A travers la cité, comme dans un champs clos,
Il s'en va, transformant les pavés en îlots,
Désaltérant la soif de chaque créatures,
Et partout colorant en rouge la nature”.

Charles BAUDELAIRE  : Les Fleurs du Mal – Paris – 1931

Depuis le plus haute Antiquité, l’homme a considéré le sang comme un symbole même de la Vie, la "Rivière de Vie". On lui attribuait la possibilité de ranimer un organisme épuisé par l’hémorragie, de redonner, si ce sang était "jeune et frais", force et vigueur au vieillard, ou même le bon sens au fou.

L’histoire des anciens Égyptiens et le Traité d’anatomie d’Hérophile en font mention. Dans la plupart de ces tentatives, le sang employé à l'époque était d’origine animale.

1000 ans avant notre ère, les vertus thérapeutiques du sang furent envisagées par ingestion ou en applications externes.

Les anciens rois d’Egypte traitaient les malades atteints d’éléphantiasis (maladie dont les symptômes sont une augmentation du volume d'un membre ou d'une partie du corps causée par un œdème.) en les plongeant dans des bains de sang.

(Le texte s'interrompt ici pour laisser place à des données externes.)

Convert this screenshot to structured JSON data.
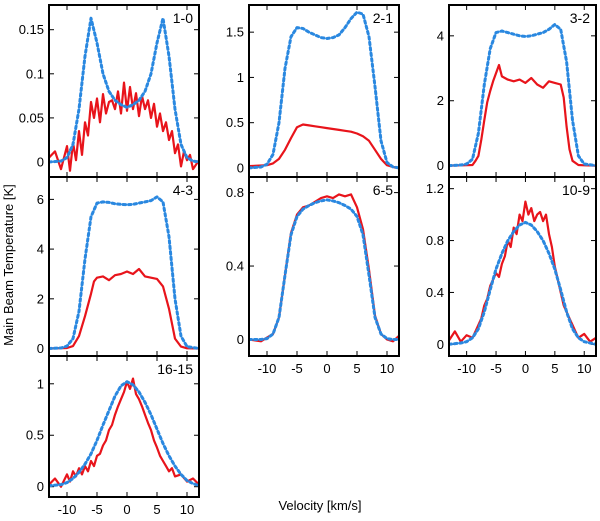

70 ans avant notre ère, Pline l’ancien, narrateur romain, décrivit les spectateurs des arènes se précipitant pour boire le sang des gladiateurs morts.

A la fin de Moyen-âge, des expériences de xéno-transfusion (transfusion de sang animal) et de transfusion humaine sont conduites.

(Photo de Psychiatrie. Histoire. Free)

 

En 1492 : Le pape Innocent VIII subit le premier "traitement de cellules vivantes" en buvant le sang de trois garçons de dix ans. Les enfants meurent d'abord, bientôt suivis par le pape.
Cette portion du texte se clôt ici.